= Hong Kong Chamber Orchestra =

The Hong Kong Chamber Orchestra (Chinese: 香港室樂團) was founded in 1976 by a small group of musicians who felt that there was a need in Hong Kong for a chamber-sized orchestra aiming at a high standard of music making. The Orchestra consists of around 30 professional and non-professional musicians and gives around ten concerts in Hong Kong each year. Prof. Robert Lord, a professor of linguistics at University of Hong Kong, was the first music director and official founder of the orchestra. The orchestra has been closely associated with HKU right from the start.

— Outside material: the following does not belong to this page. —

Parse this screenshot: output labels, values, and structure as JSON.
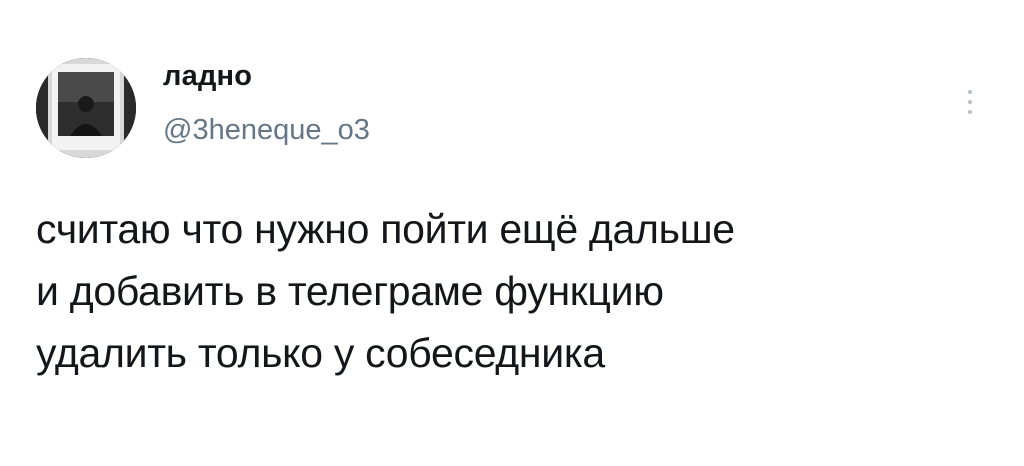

In the early years the HKCO did more work with choirs, particularly the Bach Choir. HKCO conductors over the years have included Robert Lord, Peter Stephenson, Nicholas Routley, Malcolm Butler, KK Chiu and Ken Lam.

==Repertoire==
The Hong Kong Chamber Orchestra has a wide coverage of repertoire from Bach cantatas, to Mozart overtures and Beethoven symphonies, to Elgar, Brahms, Dvořák, Johann Strauss, to Tchaikovsky and Stravinsky. It also gave the Hong Kong première of Richard Strauss's Metamorphosen in June 2005.

==Historic milestones==
The 2006 season marked the beginning of their 30th year of playing as well as performing as a chamber ensemble without a conductor – a move that will focus itself on better ensembleship among players.

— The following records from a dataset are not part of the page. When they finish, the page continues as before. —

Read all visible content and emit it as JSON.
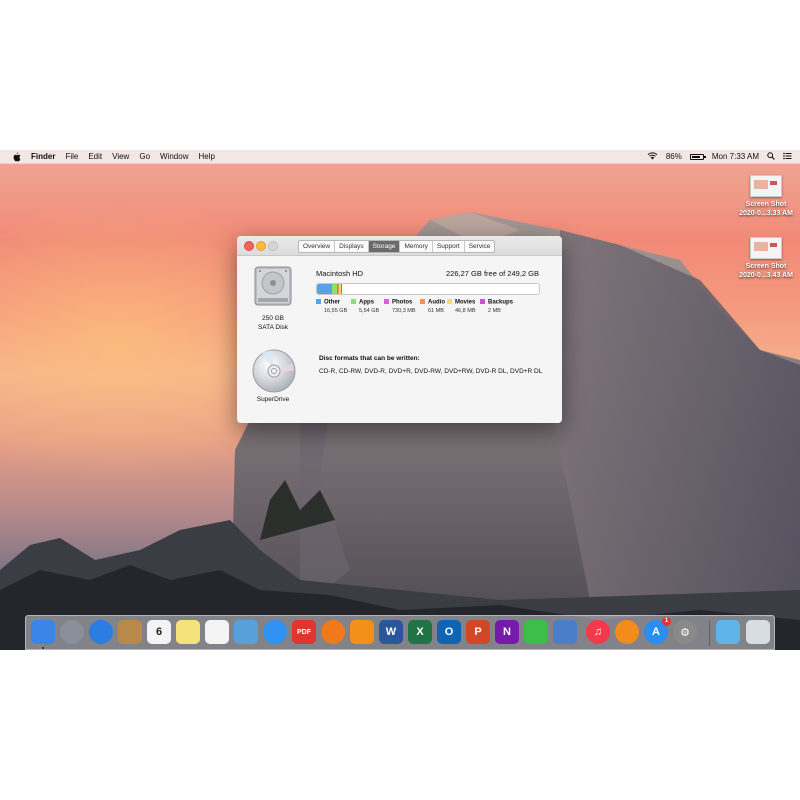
{
  "menubar": {
    "app_name": "Finder",
    "menus": [
      "File",
      "Edit",
      "View",
      "Go",
      "Window",
      "Help"
    ],
    "battery_percent": "86%",
    "battery_level": 0.86,
    "clock": "Mon 7:33 AM"
  },
  "desktop": {
    "files": [
      {
        "line1": "Screen Shot",
        "line2": "2020-0...3.33 AM"
      },
      {
        "line1": "Screen Shot",
        "line2": "2020-0...3.43 AM"
      }
    ]
  },
  "window": {
    "tabs": [
      "Overview",
      "Displays",
      "Storage",
      "Memory",
      "Support",
      "Service"
    ],
    "active_tab": "Storage",
    "disk": {
      "capacity": "250 GB",
      "type": "SATA Disk",
      "volume_name": "Macintosh HD",
      "free_text": "226,27 GB free of 249,2 GB"
    },
    "storage": [
      {
        "name": "Other",
        "size": "16,55 GB",
        "color": "#5aa2e8",
        "fraction": 0.0664
      },
      {
        "name": "Apps",
        "size": "5,54 GB",
        "color": "#8ee06a",
        "fraction": 0.0222
      },
      {
        "name": "Photos",
        "size": "730,3 MB",
        "color": "#e05ae0",
        "fraction": 0.0029
      },
      {
        "name": "Audio",
        "size": "61 MB",
        "color": "#f0905a",
        "fraction": 0.0003
      },
      {
        "name": "Movies",
        "size": "46,8 MB",
        "color": "#f6e05a",
        "fraction": 0.0002
      },
      {
        "name": "Backups",
        "size": "2 MB",
        "color": "#d04fd0",
        "fraction": 0.0001
      }
    ],
    "superdrive_label": "SuperDrive",
    "disc_formats_header": "Disc formats that can be written:",
    "disc_formats": "CD-R, CD-RW, DVD-R, DVD+R, DVD-RW, DVD+RW, DVD-R DL, DVD+R DL"
  },
  "dock": {
    "apps": [
      {
        "name": "finder-icon",
        "glyph": "",
        "color": "#3a86e8"
      },
      {
        "name": "launchpad-icon",
        "glyph": "",
        "color": "#8a8f9a"
      },
      {
        "name": "safari-icon",
        "glyph": "",
        "color": "#2a7de1"
      },
      {
        "name": "contacts-icon",
        "glyph": "",
        "color": "#b88a4a"
      },
      {
        "name": "calendar-icon",
        "glyph": "6",
        "color": "#f4f4f4"
      },
      {
        "name": "notes-icon",
        "glyph": "",
        "color": "#f5e27a"
      },
      {
        "name": "reminders-icon",
        "glyph": "",
        "color": "#f4f4f4"
      },
      {
        "name": "preview-icon",
        "glyph": "",
        "color": "#5aa0d8"
      },
      {
        "name": "messages-icon",
        "glyph": "",
        "color": "#2f93f5"
      },
      {
        "name": "pdf-expert-icon",
        "glyph": "PDF",
        "color": "#e0342f"
      },
      {
        "name": "firefox-icon",
        "glyph": "",
        "color": "#f07a1a"
      },
      {
        "name": "vlc-icon",
        "glyph": "",
        "color": "#f39019"
      },
      {
        "name": "word-icon",
        "glyph": "W",
        "color": "#2b579a"
      },
      {
        "name": "excel-icon",
        "glyph": "X",
        "color": "#217346"
      },
      {
        "name": "outlook-icon",
        "glyph": "O",
        "color": "#0f64b5"
      },
      {
        "name": "powerpoint-icon",
        "glyph": "P",
        "color": "#d24726"
      },
      {
        "name": "onenote-icon",
        "glyph": "N",
        "color": "#7719aa"
      },
      {
        "name": "facetime-icon",
        "glyph": "",
        "color": "#3bbf4a"
      },
      {
        "name": "mail-icon",
        "glyph": "",
        "color": "#4a7fc8"
      },
      {
        "name": "music-icon",
        "glyph": "♫",
        "color": "#f33a4a"
      },
      {
        "name": "books-icon",
        "glyph": "",
        "color": "#f28c1a"
      },
      {
        "name": "app-store-icon",
        "glyph": "A",
        "color": "#2a8ef0",
        "badge": "1"
      },
      {
        "name": "system-preferences-icon",
        "glyph": "⚙",
        "color": "#8a8a8a"
      },
      {
        "name": "downloads-folder-icon",
        "glyph": "",
        "color": "#5fb5ea"
      },
      {
        "name": "trash-icon",
        "glyph": "",
        "color": "#d8dde2"
      }
    ]
  }
}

A couple of highlights of HKCO throughout these 30 years include:

- playing the farewell concert in the hall of the old HKSB building before it was demolished. The program included Wagner's Siegfried Idyll.
- doing the farewell concert for VC Rayson Huang in the Loke Yew Hall, HKU. Program included the Farewell Symphony of Haydn and a piece composed by Dr Anne Boyd.
- doing a Hong Kong City Hall concert with Richard Harvey conducting his new Concerto for erhu and guitar.
- performing the HK première of Strauss's Metamorphosen.